Die Frage lautet: warum ist das so? Seit spätestens Anfang des Jahres ist Bassam Tibi immer präsenter in den Medien. Durch seinen oben erwähnten „Cicero“-Artikel im Juni und ein Interview in der „Welt“ Anfang Juli schlägt er immer höhere Wellen – obwohl er da absolut nichts Neues sagt.
„… und der zweite Grund ist, dass Sie mir ein Forum geben, weil man mich in Deutschland totschweigt.“
https://www.youtube.com/watch?v=-RlyW5TDUN8
Das Gespräch, das im Januar 2011 auf YouTube veröffentlicht wurde, zeigt deutlich, dass sich da etwas geändert hat: vor ein paar Jahren noch totgeschwiegen, jetzt lebendig geredet. Sehr zum Ärger derjenigen, die ihn (zumindest medial) lieber tot als lebendig sähen.

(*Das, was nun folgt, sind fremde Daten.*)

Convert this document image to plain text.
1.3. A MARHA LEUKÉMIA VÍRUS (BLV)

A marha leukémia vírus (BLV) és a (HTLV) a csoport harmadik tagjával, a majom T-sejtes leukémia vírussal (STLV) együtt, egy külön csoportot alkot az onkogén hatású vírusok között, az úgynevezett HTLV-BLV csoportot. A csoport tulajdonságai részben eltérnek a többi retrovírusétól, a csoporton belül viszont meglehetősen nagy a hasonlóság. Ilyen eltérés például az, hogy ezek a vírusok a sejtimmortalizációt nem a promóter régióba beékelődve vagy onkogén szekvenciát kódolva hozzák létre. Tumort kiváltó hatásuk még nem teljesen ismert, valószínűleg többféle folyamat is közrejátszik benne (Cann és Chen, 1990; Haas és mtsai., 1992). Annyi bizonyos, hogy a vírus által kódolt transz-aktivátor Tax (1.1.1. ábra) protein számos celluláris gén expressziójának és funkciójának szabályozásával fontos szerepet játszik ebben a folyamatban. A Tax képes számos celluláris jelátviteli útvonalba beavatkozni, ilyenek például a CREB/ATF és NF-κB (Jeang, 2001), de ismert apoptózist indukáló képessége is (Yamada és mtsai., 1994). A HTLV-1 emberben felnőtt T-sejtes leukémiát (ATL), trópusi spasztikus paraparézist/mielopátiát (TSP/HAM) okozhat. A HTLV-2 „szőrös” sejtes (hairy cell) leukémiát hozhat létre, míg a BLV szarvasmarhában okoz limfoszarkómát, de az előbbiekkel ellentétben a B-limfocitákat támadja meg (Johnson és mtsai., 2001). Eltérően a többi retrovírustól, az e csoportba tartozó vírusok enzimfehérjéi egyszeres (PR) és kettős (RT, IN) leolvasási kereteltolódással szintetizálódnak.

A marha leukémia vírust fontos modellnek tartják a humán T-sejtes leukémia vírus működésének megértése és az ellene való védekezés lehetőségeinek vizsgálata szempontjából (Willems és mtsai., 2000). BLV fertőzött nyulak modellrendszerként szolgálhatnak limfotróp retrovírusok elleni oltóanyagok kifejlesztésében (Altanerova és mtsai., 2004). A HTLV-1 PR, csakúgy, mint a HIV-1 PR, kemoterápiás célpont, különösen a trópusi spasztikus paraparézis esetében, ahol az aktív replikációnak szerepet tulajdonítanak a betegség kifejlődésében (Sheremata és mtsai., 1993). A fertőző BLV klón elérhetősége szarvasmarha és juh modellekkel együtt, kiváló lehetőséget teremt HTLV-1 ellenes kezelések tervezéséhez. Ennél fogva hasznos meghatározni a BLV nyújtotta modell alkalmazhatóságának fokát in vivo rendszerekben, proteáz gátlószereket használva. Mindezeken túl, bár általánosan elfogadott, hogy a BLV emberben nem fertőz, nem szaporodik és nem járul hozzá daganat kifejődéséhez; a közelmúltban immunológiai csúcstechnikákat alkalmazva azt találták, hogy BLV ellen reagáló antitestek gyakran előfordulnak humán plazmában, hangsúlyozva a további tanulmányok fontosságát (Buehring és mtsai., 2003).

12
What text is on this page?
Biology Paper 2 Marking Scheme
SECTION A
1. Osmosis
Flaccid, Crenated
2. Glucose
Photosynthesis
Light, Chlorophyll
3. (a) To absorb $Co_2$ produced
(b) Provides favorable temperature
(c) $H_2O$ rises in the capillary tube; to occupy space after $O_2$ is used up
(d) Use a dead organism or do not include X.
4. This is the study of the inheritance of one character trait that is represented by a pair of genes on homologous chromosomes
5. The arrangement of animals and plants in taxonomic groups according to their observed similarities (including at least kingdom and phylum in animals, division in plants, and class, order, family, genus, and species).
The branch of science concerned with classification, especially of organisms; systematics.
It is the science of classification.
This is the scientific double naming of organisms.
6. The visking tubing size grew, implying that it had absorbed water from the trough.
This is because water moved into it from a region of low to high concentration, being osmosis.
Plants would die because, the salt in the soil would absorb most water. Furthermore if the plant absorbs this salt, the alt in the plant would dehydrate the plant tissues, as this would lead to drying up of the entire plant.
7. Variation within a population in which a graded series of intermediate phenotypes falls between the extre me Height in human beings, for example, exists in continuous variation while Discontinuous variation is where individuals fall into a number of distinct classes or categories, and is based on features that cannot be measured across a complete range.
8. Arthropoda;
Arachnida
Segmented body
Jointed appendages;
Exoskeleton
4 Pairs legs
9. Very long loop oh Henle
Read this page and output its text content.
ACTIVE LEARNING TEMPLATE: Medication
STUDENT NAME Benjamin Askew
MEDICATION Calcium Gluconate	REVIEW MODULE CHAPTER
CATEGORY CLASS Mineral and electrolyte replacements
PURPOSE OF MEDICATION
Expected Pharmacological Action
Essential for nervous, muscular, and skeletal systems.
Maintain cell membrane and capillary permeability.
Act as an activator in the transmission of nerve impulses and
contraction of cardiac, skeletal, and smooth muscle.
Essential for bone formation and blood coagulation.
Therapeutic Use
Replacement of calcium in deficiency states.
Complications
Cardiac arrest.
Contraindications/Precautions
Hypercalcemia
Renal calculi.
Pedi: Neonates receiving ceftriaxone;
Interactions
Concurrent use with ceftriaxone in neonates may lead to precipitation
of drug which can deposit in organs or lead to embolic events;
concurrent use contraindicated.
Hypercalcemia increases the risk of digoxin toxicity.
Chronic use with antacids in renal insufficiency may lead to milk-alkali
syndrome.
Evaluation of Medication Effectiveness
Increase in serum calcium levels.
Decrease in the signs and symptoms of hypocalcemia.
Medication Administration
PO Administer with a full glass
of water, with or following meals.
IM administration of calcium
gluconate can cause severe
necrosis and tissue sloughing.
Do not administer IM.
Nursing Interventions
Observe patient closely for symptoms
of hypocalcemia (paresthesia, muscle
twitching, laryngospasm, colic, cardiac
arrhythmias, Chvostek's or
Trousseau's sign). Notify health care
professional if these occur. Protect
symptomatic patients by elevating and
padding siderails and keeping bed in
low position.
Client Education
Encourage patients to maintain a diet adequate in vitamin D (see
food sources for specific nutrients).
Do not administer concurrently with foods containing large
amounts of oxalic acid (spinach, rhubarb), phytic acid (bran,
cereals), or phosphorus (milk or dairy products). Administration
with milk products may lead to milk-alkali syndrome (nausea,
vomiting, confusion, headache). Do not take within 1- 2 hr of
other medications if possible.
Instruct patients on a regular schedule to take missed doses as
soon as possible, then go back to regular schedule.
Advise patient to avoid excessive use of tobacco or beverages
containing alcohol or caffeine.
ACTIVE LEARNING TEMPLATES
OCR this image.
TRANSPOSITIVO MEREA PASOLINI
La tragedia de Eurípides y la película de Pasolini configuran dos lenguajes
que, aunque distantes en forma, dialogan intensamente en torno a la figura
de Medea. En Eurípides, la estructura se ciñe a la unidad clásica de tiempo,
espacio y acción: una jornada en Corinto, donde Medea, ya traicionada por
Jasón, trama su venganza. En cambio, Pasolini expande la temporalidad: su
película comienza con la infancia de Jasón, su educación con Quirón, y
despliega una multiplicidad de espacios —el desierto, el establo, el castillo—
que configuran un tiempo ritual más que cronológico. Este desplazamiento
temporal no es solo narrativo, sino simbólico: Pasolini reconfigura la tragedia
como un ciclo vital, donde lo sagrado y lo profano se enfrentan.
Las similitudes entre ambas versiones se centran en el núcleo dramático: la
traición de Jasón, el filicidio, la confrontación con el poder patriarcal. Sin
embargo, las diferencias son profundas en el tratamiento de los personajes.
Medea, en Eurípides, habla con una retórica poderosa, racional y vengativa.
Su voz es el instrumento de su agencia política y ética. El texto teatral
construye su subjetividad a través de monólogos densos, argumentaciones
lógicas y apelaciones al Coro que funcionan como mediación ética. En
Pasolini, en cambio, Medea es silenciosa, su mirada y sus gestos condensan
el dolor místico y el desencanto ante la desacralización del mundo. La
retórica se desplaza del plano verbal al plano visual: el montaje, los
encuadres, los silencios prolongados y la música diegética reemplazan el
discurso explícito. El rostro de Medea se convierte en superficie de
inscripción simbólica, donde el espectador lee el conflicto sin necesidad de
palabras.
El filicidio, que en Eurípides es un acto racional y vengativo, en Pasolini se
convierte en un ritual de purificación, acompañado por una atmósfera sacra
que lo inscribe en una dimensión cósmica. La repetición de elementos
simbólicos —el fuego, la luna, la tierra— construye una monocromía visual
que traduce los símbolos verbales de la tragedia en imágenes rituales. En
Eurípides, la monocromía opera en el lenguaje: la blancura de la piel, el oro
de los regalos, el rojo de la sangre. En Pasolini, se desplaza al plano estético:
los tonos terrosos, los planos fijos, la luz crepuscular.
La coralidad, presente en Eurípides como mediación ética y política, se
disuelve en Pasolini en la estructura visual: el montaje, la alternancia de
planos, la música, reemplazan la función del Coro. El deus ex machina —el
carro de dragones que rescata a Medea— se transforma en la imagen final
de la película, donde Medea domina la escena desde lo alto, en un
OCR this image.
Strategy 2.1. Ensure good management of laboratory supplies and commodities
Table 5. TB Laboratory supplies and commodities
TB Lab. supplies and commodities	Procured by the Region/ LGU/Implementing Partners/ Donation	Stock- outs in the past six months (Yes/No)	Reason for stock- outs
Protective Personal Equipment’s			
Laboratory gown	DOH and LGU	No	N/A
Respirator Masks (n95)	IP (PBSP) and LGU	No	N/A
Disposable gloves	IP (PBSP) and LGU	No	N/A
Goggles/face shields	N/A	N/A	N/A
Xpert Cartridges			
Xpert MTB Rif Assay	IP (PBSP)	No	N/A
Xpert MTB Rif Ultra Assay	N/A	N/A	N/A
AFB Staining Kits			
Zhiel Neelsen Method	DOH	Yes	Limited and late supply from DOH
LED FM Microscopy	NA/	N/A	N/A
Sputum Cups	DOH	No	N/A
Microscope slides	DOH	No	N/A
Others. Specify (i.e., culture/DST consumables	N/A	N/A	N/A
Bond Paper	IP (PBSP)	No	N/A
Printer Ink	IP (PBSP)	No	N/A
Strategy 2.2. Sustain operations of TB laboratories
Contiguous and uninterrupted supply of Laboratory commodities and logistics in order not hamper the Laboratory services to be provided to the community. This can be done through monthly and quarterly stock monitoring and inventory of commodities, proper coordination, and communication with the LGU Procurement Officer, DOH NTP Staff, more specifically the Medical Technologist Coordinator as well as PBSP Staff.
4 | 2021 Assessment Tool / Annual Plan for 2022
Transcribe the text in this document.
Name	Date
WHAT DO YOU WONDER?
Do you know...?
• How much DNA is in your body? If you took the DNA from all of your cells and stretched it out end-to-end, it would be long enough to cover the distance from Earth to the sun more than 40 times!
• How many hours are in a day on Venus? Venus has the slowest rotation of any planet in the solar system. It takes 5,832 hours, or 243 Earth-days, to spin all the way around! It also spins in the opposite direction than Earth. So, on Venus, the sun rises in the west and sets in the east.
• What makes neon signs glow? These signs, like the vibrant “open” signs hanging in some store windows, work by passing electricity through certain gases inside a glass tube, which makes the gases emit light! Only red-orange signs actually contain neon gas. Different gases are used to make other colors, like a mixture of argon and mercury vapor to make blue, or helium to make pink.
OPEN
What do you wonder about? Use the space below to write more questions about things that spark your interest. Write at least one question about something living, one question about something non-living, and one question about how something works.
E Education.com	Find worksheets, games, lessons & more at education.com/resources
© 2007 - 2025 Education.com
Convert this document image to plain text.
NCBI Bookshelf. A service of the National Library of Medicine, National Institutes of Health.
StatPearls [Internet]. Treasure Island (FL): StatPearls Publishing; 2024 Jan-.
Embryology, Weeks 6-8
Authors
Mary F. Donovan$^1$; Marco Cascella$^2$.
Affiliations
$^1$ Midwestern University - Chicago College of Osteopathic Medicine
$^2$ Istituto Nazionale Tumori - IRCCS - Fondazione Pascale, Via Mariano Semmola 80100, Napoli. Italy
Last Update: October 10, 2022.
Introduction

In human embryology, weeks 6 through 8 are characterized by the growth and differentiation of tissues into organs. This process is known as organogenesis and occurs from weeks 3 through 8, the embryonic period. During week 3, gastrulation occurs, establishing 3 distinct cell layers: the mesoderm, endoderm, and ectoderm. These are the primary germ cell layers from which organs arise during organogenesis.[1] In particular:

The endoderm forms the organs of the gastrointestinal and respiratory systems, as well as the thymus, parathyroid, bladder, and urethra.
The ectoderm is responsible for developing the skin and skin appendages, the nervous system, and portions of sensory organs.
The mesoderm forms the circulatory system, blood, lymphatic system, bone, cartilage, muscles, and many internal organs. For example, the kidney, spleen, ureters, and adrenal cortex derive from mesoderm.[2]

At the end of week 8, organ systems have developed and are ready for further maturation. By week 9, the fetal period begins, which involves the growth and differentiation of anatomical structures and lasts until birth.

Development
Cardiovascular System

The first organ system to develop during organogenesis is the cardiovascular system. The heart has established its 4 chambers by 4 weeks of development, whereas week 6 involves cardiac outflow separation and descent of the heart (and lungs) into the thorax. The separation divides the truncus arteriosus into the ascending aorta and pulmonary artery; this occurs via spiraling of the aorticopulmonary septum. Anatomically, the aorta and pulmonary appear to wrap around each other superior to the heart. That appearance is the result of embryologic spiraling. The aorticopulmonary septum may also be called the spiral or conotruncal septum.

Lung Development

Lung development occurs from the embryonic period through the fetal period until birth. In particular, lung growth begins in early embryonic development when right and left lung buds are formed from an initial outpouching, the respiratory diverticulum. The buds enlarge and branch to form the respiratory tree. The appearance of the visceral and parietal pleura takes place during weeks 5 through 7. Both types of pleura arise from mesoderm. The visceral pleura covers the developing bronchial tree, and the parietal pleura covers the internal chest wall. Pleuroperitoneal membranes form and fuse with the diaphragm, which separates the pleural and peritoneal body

Hier ein Beispiel aus „Telepolis“:
„Die deutschen Islamophobiker haben einen neuen Shooting Star. Ganz jung ist er mit seinen 72 Jahren nicht mehr, aber das ist in einer Szene, die Thilo Sarrazin und Henryk M. Broder als Idole feiert, gerade guter Durchschnitt. Dafür hat es seine Person aber in sich: Der Mann ist selbst Syrer, dazu noch Professor, er kannte Adorno und Horkheimer. Und er sagt Sachen wie: "Die Syrer von heute sind Antisemiten". Wenn es einer wissen muss, dann doch wohl Bassam Tibi, der Professor aus Göttingen.
Bassam Tibi hat sich mit einem Interview in der "Welt" zum Liebling der deutschen Rechten katapultiert. Was er liefert, sind die üblichen Produkte, die ein gut sortierter rechtspopulistischer Gemischtwarenladen eben so führt: Merkel überflutet das Land mit Flüchtlingen, kriminelle Banden junger Männer treiben ihr Unwesen, der Islam verträgt sich nicht mit dem Grundgesetz. Garniert mit Beispielen von sozialschmarotzenden, kriminellen Ausländern, die Tibi getroffen haben will.
Auf der Rechten schlägt das Interview aber vor allem wegen der Person ein wie eine Bombe. Einer, der selbst aus Syrien kommt, sagt genau das, was sie schon immer dachten - das konnten sich deutsche Rechte nicht entgehen lassen.“
http://www.heise.de/tp/artikel/48/48773/1.html
Dass das politische Gutmenschentum eins auf „Rumpelstilzchen“ macht, ist zumindest nachvollziehbar. Der aktuelle Hype um Bassam Tibi zeigt zumindest eines: die Politik gegenüber dem Islam bzw. islamischen Menschen in Deutschland ändert sich. Zumindest ist die Bereitschaft da, über dieses Thema nachzudenken. Zumindest jenseits spinnerischer Kreise. Und die darüber nachdenken sind nicht nur „deutsche Rechte“.